At UNM, as at many universities, the researcher works with the university to patent their ideas.  The patent becomes property of the university, and if the researcher wants to develop it commercially he licenses it from STC,UNM.

UNM has developed a very strong and effective process through STC.UNM, a non-profit corporation wholly owned by the university for the purpose of patenting and commercializing the intellectual property of UNM researchers.  The corporation and the researchers share profits from with the university from licensing the technology.  Lisa Kuuttila is the president and CEO of STC.UNM.  SK Infrared is located in the STC.UNM incubator and both Krishna and Kuuttila say the proximity helps.  “The other day Lisa came down the hall with information about a possible funding opportunity,” Krisha says.  “It was convenient for both of us have a chance to talk about the opportunity without having to set up a formal meeting.”

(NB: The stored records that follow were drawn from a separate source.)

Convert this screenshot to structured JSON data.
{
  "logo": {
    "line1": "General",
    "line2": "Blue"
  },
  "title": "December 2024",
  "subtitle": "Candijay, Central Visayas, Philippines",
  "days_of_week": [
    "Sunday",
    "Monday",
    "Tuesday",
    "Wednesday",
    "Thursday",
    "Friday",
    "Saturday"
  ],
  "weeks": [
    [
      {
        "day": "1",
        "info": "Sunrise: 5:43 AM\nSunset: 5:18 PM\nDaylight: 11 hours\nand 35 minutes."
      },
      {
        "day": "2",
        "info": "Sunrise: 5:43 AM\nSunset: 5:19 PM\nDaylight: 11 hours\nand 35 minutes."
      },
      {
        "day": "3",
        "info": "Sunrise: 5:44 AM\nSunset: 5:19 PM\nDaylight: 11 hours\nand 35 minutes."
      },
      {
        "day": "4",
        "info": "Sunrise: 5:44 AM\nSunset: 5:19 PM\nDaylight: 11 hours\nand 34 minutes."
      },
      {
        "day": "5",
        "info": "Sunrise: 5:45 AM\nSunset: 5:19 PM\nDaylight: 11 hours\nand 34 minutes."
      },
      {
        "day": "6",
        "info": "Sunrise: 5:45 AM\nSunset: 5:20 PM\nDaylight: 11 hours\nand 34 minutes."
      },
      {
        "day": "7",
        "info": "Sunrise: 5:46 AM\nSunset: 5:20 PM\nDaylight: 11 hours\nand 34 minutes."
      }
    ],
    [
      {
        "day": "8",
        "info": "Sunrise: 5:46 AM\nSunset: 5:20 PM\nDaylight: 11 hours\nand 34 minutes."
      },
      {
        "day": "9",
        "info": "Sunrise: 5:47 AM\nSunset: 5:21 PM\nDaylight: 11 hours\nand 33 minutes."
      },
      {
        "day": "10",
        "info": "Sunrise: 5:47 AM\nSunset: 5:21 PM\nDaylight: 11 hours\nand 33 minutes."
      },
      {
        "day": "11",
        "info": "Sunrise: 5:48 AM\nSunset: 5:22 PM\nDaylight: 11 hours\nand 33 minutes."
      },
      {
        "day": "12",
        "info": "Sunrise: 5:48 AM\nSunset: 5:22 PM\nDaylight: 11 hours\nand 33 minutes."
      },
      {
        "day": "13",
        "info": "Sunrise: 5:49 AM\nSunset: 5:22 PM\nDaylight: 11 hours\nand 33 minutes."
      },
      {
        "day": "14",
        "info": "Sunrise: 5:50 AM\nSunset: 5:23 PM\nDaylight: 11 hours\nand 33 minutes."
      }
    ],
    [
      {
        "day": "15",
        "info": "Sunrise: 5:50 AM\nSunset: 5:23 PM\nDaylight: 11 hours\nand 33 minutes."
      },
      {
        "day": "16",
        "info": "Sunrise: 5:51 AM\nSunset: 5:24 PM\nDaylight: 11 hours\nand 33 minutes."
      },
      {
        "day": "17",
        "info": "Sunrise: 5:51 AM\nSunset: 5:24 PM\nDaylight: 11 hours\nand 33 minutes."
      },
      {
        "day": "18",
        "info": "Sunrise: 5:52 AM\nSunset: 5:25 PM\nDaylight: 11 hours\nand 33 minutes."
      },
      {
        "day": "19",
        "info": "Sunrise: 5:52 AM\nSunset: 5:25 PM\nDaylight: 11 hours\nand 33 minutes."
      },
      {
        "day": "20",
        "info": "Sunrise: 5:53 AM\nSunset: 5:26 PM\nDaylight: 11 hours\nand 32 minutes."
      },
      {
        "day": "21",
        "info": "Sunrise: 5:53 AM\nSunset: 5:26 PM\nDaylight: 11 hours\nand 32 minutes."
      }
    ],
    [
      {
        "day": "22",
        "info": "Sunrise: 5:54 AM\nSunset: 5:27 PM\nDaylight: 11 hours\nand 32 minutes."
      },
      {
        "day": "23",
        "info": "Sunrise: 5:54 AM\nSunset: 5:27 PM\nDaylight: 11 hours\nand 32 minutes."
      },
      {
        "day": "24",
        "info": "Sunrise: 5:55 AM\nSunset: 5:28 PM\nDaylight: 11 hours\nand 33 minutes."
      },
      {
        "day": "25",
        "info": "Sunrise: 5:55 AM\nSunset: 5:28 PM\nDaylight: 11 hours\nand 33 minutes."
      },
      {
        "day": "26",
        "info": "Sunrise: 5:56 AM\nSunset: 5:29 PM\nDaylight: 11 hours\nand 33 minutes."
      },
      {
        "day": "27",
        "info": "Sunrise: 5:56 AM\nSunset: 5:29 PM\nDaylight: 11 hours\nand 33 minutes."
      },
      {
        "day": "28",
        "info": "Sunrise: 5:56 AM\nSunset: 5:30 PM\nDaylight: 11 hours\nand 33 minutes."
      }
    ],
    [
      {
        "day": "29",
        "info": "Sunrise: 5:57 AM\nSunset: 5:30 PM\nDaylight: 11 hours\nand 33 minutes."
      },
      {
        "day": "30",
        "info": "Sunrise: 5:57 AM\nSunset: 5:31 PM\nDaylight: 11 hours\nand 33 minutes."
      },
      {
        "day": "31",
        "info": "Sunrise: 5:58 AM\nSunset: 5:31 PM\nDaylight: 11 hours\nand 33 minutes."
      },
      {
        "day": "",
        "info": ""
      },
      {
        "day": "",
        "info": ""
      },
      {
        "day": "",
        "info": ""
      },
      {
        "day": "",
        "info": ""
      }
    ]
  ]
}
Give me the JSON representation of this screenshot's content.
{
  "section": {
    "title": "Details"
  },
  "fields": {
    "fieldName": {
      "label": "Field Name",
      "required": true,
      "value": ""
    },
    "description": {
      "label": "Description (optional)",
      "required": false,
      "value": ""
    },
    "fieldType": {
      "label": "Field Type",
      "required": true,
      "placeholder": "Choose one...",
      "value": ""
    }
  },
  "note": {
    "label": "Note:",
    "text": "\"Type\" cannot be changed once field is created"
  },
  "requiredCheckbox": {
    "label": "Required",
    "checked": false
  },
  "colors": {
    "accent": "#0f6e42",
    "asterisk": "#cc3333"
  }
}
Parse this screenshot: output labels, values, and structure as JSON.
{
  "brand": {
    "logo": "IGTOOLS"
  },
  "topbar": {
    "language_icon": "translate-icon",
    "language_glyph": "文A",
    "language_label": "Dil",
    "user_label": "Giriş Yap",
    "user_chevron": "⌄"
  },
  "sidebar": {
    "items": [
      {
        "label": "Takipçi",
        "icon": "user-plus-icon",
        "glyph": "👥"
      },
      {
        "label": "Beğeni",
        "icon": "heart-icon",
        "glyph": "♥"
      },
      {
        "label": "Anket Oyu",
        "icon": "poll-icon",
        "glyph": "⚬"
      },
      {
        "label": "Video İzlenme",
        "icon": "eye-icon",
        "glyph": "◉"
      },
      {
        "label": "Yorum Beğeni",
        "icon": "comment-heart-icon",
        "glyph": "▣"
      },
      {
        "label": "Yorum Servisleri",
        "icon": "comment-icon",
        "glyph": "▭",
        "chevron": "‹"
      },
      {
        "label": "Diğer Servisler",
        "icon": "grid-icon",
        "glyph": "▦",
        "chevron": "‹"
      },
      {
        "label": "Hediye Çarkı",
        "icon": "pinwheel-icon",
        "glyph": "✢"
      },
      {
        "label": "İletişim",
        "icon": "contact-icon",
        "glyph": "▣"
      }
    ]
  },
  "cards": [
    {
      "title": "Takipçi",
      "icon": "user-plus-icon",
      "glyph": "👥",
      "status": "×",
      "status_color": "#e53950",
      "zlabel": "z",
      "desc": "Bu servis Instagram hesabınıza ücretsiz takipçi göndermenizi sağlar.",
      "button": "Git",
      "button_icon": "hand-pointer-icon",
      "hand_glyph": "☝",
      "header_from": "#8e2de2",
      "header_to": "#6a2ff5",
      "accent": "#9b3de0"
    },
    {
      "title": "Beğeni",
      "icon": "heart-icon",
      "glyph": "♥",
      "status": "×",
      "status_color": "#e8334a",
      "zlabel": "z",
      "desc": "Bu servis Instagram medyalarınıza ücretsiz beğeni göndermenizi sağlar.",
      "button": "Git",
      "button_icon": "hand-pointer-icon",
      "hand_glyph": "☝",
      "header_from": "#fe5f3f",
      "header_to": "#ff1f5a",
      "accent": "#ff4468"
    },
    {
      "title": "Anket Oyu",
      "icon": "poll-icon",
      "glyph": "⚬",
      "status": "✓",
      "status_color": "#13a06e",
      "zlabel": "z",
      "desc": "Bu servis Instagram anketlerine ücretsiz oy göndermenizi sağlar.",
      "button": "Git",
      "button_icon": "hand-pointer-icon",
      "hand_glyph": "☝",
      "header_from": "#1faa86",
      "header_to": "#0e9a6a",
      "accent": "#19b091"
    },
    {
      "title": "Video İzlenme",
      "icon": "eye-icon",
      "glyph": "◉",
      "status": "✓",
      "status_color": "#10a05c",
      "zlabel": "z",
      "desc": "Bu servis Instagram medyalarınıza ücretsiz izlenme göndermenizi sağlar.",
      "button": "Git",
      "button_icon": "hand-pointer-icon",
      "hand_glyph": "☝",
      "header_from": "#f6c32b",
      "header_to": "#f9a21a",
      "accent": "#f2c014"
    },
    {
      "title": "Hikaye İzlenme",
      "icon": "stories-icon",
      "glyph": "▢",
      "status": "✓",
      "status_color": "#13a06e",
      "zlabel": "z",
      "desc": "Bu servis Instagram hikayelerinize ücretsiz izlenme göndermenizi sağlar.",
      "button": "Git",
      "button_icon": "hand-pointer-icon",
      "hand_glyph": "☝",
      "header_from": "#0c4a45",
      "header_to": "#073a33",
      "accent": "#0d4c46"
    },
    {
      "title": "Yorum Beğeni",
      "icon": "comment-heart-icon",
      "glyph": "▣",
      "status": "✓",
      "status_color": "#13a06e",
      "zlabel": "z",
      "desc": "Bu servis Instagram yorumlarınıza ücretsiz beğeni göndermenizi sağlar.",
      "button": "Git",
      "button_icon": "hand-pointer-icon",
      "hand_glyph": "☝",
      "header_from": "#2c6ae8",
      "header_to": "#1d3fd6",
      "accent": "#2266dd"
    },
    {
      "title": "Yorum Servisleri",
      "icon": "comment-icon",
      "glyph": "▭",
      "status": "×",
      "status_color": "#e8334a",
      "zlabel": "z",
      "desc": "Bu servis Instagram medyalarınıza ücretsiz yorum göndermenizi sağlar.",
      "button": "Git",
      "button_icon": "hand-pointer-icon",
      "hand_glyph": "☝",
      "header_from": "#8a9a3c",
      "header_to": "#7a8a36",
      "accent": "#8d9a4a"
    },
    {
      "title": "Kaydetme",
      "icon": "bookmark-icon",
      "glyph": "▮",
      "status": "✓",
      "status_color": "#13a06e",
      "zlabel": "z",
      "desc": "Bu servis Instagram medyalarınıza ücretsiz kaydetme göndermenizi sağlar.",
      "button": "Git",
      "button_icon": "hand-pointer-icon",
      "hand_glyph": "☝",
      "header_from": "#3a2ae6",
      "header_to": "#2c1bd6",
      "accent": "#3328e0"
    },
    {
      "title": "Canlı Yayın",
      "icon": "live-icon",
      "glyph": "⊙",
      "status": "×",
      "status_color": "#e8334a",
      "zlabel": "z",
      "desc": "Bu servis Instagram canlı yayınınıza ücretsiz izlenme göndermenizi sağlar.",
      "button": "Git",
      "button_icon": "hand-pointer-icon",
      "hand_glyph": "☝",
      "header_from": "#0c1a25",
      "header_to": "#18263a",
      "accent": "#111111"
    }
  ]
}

Stephen Hersee, IEEE fellow and professor of Electrical and Computer Engineering at UNM, a researcher at CHTM and has 11 issued patents, mainly in the area of Gallium Nitride materials and devices.  The intellectual property is currently licensed by Nanocrystal Corporation, Samsung, TSMC, Toshiba, NEC/Reneas, GLO AB and Hynix.  One of Hersee’s students Xin Wang teamed up with CHTM alumni Petros Varangis and Lei Zhang. Varangis and Zhang founded Nanocrystal Corporation in 2007. Varangis is the President and co-founder and Zhang, is the co-founder and chief technology officer.  The company is now developing revolutionary light sources for the rapidly emerging solid state lighting industry. 

The U.S. Department of energy expects that solid-state lighting will replace all existing lighting technologies by 2025.  “The defect-free Gallium Nitride nanowire technology absolutely unique technology,” Varangis says.  “The patents from the technology developed at CHTM are at the core of our business.” The company has become global and in 2010 Nanocrystal Asia Inc was founded in order to interface and collaborate with LED manufacturers in Taiwan.  Nanocrystal Corporation controls the licensing rights and is pursuing collaboration with partners in SE Asia.

SK Infrared and Nanocrystal Corporation are examples of companies that began with patents at CHTM. STC.UNM has current licenses for 43 patents to 17 different established and start-up companies.  More than 10 companies have spun out from CHTM.  Former speaker of the New Mexico House of Representatives Raymond Sanchez remembers the debate over the Centers of Excellence.  “We really wanted to invest in something that could use the state universities to stimulate economic development,” he says.  “We had hoped to see an immediate result of course, but sometimes it takes a long time for these things to develop.”

Brueck says he has always used that initial direction for CHTM — to become an engine for economic development — as a guide.   He’s pleased that faculty, staff and students have all been inventors through the years and have shared in the licensing revenues.  He says it’s a win for everyone.  When businesses license a patent, the researchers receive both money and validation of the importance of their ideas.  The university receives money, and many times that technology brings jobs to New Mexico, just the way the legislature envisioned when it decided to take a gamble on universities.